Historical homes battle summer rains
BOONE COUNTY - Owners of Mid-Missouri historical buildings can avoid damage from the rainy summer by taking precautionary measures.
"There hasn't been an epidemic of historic buildings damage that we are aware of," said Bill Hart, the executive director of the Missouri Preservation Society.
Hart said moisture can cause damage to any building, no matter what year it was constructed.
"Any building whether you're planning for a new building or a renovation of an older building...protection from the elements is the first thing. You need to have a good roof and make sure the guttering systems are working properly so rain is carried away from the building."
He also said it was important to have the ground slope away from the building so there is no way for the rain to seep into the structure.
"You should make sure your building is sitting far enough off the ground [so] your building isn't wicking water." He also said a good roof was a no brainer when it comes to protecting a home from the elements.
"Older buildings usually have structural issues, especially with roofs," said Katie Graebe, administrator for the Missouri Preservation Society.
"That can be either snow and melting or rain coming in. Anytime a building is not in use or boarded up properly, you're going to have those elements coming in and affecting the structure," Graebe said.
The Centralia Historical Society has first hand experience when it comes to protecting historical property from the elements. The society's museum is housed in Victorian style home built in 1904.
Marjorie Motley, the director of the historical society, said the last instance of water damage happened two years ago in the house's basement.
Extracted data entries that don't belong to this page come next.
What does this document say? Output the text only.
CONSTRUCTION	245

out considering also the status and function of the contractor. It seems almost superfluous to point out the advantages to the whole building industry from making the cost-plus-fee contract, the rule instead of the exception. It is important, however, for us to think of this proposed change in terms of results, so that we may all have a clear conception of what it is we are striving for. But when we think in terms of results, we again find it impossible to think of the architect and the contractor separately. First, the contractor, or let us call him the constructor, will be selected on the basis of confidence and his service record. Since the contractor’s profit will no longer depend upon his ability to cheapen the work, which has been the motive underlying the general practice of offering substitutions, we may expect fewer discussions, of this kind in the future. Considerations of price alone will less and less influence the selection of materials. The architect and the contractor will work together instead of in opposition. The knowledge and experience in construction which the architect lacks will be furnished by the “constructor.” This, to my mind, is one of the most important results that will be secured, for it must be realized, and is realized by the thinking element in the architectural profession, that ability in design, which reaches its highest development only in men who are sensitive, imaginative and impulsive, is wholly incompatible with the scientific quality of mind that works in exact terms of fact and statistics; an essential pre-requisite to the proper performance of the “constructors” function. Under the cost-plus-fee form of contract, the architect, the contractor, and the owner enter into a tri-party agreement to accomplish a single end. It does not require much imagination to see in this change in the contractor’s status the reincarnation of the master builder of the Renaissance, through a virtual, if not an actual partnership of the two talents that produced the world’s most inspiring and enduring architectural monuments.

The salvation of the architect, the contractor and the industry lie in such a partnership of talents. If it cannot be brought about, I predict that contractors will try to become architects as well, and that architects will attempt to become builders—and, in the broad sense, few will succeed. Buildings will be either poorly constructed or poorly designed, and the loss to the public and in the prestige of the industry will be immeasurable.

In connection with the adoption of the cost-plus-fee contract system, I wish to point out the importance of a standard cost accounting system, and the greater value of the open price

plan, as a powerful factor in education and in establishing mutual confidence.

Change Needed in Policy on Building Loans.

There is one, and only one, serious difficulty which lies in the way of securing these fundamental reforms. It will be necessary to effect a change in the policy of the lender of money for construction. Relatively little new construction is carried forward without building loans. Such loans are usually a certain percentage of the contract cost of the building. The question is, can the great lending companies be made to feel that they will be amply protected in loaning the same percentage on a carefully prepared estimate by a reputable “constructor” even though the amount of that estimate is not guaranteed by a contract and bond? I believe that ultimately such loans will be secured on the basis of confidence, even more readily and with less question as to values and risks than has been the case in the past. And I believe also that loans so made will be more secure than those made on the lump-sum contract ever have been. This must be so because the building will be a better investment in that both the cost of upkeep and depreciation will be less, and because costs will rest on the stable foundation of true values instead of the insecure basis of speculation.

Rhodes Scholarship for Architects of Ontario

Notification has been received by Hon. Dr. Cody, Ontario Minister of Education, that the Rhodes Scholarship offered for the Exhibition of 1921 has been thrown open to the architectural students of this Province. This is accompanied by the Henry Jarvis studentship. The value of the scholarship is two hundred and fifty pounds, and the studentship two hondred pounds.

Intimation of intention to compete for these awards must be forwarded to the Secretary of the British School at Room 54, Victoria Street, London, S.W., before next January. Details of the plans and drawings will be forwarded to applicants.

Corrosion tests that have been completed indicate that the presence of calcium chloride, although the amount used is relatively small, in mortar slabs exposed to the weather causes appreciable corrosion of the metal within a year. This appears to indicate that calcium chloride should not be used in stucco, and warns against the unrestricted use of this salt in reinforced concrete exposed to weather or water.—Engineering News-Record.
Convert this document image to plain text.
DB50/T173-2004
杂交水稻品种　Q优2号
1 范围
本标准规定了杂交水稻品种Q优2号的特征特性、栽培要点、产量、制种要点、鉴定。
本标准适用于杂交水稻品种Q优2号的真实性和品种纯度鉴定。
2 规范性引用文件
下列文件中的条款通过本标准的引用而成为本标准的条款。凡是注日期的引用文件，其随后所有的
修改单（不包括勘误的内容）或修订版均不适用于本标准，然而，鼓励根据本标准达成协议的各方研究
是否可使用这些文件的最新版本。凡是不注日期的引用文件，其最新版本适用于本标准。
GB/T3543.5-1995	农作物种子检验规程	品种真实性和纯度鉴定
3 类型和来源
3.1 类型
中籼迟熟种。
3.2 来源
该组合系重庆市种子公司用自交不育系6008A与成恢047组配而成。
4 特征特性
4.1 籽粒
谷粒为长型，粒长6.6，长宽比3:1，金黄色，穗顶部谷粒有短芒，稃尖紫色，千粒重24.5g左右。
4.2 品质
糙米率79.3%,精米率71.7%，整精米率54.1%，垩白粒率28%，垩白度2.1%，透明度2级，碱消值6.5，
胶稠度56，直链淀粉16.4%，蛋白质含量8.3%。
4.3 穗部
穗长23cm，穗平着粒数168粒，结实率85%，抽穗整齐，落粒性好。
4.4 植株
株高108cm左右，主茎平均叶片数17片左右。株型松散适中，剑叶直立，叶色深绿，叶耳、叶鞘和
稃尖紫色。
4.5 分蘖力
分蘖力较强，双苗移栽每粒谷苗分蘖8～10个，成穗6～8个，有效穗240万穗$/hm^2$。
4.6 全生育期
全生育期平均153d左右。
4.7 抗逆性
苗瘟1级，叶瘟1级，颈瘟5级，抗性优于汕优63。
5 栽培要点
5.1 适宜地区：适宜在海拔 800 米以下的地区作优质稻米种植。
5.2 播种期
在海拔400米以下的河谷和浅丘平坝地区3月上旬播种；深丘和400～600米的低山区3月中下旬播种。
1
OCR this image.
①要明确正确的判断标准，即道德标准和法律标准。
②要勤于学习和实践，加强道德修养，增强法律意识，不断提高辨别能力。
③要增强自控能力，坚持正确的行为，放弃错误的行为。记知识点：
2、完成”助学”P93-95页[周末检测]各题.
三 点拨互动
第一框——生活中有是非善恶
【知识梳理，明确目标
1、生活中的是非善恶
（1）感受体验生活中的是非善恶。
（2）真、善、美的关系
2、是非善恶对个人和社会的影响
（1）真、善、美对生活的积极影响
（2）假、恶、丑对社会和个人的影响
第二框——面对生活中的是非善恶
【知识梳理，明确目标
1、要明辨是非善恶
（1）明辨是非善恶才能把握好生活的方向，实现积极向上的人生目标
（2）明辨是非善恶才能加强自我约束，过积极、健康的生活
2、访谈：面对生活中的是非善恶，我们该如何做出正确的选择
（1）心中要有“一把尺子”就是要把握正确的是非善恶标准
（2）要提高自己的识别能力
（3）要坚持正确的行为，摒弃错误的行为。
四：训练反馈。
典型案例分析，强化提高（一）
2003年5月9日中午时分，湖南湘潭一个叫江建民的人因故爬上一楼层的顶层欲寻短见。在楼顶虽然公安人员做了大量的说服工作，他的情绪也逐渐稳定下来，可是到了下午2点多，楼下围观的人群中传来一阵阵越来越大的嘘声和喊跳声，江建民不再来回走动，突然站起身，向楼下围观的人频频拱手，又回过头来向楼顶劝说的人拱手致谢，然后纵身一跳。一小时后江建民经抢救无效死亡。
Since then, renovations from the Chance Foundation rerouted the guttering so it ran away from the basement.
"The guttering now runs out to the driveway," Motley said. "We have not had any significant damage since."
However, Motley did say the historical home was facing issues to the outside landscape in spite of the new roof recently installed.
"The storm windows were taken off since they weren't conducive to the time original time period," Motley said. "So we have to pay attention to the outside window casings."
Carolyn Dawson, the president of the board of directors for the Centralia Historical Society, said the house's outside is maintained by the Chance Foundation.
"With all the rain we had this year, it could've been much worse," said Dawson.